This process is called reverse transcription (RT), hence the name RT-PCR. To apply PCR to the study of RNA, the RNA sample must first be converted to cDNA to provide the necessary DNA template for the thermostable polymerase (Figure 1). Yet numerous instances exist in which amplification of RNA would be preferred. Thermostable DNA polymerases used for basic PCR require a DNA template, and as such, the technique is limited to the analysis of DNA samples. After 20–40 cycles, the amplified product may be analyzed for size, quantity, sequence, etc., or used in further experimental procedures. If the temperature during the annealing and extension steps are similar, these two steps can be combined into a single step in which both primer annealing and extension take place. The next cycle begins with a return to 94☌ for denaturation.Įach step of the cycle should be optimized for each template and primer pair combination. The extension step lasts approximately 1–2 minutes. For most thermostable DNA polymerases, this temperature is in the range of 70–74☌. Finally, the synthesis of new DNA begins as the reaction temperature is raised to the optimum for the DNA polymerase. This step lasts approximately 15–60 seconds. At this temperature, the oligonucleotide primers can form stable associations (anneal) with the denatured target DNA and serve as primers for the DNA polymerase. In the next step of a cycle, the temperature is reduced to approximately 40–60☌.

In the denaturation process, the two intertwined strands of DNA separate from one another, producing the necessary single-stranded DNA template for replication by the thermostable DNA polymerase. The initial step denatures the target DNA by heating it to 94☌ or higher for 15 seconds to 2 minutes. Ten cycles theoretically multiply the amplicon by a factor of about one thousand 20 cycles, by a factor of more than a million in a matter of hours.Įach cycle of PCR includes steps for template denaturation, primer annealing and primer extension. Each PCR cycle theoretically doubles the amount of targeted sequence (amplicon) in the reaction.
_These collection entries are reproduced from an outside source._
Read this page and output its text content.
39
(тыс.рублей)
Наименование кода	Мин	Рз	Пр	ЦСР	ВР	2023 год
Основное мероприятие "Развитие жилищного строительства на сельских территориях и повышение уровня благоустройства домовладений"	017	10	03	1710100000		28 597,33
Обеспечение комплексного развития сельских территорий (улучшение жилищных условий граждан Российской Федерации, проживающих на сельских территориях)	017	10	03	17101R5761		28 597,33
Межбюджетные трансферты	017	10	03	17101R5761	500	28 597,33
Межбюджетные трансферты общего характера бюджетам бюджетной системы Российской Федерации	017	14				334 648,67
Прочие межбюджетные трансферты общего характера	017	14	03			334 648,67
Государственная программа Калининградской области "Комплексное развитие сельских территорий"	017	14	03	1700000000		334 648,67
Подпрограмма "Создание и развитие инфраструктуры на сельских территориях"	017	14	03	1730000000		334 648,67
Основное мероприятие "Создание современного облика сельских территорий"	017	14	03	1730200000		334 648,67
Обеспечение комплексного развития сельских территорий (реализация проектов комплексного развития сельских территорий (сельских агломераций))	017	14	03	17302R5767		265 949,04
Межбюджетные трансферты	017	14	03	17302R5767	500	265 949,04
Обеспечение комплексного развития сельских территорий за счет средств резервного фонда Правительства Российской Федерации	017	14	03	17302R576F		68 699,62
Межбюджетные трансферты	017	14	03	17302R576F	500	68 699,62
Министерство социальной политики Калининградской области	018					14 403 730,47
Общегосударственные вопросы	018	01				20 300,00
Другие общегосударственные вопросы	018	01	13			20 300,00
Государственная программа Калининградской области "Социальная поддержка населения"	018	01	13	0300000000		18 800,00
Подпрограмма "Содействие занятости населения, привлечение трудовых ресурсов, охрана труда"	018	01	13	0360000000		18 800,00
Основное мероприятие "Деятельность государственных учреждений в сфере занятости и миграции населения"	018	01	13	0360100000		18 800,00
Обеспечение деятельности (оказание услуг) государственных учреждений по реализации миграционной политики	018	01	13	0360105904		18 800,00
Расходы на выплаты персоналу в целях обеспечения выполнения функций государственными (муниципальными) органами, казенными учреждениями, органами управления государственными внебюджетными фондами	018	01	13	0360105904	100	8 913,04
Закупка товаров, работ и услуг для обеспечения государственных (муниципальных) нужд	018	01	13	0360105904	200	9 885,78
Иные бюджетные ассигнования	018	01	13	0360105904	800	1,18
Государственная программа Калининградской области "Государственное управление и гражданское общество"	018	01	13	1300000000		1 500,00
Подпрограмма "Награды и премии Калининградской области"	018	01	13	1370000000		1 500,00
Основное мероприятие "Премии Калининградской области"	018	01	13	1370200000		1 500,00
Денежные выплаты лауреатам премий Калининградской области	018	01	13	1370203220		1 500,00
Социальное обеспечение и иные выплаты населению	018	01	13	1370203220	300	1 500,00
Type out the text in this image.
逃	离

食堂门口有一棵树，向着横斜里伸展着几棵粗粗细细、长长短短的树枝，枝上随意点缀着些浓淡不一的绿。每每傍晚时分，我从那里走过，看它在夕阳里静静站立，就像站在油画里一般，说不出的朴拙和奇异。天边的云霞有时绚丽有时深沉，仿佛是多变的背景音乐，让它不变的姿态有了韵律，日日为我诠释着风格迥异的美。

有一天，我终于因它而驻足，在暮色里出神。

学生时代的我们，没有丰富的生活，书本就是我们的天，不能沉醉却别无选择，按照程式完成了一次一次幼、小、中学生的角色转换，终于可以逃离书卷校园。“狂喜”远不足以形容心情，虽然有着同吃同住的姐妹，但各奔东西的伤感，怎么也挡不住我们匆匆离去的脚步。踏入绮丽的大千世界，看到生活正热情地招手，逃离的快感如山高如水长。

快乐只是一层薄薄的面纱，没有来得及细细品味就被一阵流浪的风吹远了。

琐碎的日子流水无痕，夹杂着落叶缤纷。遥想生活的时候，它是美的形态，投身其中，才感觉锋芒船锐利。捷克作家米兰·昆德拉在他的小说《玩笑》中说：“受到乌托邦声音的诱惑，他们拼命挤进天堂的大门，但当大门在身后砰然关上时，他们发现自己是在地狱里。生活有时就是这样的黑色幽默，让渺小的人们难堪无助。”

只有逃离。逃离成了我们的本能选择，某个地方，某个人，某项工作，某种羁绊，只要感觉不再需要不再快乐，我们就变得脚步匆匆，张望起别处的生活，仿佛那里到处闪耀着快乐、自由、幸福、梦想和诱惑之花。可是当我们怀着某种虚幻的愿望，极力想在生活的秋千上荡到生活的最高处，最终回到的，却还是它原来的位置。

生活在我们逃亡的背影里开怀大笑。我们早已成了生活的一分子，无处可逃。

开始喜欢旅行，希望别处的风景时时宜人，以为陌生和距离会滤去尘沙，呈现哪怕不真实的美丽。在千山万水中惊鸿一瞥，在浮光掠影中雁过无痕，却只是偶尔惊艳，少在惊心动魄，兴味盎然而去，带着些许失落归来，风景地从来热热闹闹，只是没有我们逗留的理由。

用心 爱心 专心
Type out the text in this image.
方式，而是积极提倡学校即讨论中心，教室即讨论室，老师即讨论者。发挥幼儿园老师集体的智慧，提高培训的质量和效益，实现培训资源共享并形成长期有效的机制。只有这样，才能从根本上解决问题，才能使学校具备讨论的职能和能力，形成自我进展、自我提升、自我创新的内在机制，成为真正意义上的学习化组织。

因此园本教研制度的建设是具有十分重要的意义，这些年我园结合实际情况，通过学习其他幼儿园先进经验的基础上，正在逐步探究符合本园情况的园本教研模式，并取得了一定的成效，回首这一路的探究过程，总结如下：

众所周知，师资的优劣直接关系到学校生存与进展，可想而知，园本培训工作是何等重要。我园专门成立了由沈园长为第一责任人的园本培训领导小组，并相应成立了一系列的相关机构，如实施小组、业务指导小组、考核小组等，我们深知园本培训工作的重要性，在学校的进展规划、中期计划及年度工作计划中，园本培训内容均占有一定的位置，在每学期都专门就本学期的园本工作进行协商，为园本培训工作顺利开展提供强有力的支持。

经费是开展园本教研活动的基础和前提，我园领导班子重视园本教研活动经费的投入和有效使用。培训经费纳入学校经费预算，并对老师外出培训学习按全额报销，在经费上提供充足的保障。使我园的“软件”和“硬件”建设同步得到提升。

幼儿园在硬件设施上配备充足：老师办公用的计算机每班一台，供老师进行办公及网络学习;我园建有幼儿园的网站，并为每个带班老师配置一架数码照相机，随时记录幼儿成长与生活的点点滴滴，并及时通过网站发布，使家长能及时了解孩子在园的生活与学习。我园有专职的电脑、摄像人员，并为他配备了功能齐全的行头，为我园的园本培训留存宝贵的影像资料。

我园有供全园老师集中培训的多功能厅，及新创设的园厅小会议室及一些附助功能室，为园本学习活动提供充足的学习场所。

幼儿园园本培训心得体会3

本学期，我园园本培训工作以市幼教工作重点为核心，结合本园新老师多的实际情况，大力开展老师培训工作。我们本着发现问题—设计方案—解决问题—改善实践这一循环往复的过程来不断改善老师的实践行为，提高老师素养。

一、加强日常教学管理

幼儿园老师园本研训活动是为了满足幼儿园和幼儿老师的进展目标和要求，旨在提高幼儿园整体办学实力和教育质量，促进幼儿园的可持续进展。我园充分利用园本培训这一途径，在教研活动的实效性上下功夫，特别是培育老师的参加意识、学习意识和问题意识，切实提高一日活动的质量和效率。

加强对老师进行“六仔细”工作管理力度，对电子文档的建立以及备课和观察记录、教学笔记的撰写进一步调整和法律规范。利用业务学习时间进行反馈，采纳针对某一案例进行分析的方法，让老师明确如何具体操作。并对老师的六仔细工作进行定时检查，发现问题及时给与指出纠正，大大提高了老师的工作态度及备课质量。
#TOUCHDOWN PCR TO AMPLIFY 3KB PLASMID REGION SERIES#
This series of temperature and time adjustments is referred to as one cycle of amplification. Once assembled, the reaction is placed in a thermal cycler, an instrument that subjects the reaction to a series of different temperatures for set amounts of time. A typical amplification reaction includes target DNA, a thermostable DNA polymerase, two oligonucleotide primers, deoxynucleotide triphosphates (dNTPs), reaction buffer and magnesium. The PCR process was originally developed to amplify short segments of a longer DNA molecule (Saiki et al. This chapter provides an overview of different types of PCR methods, applications and optimization. However, PCR has evolved far beyond simple amplification and detection, and many extensions of the original PCR method have been described. Basic PCR is commonplace in many molecular biology labs where it is used to amplify DNA fragments and detect DNA or RNA sequences within a cell or environment. These features make the technique extremely useful, not only in basic research, but also in commercial uses, including genetic identity testing, forensics, industrial quality control and in vitro diagnostics. Thus, PCR can achieve more sensitive detection and higher levels of amplification of specific sequences in less time than previously used methods. While most biochemical analyses, including nucleic acid detection with radioisotopes, require the input of significant amounts of biological material, the PCR process requires very little. Traditional methods of cloning a DNA sequence into a vector and replicating it in a living cell often require days or weeks of work, but amplification of DNA sequences by PCR requires only hours. The polymerase chain reaction (PCR) is a relatively simple technique that amplifies a DNA template to produce specific DNA fragments in vitro.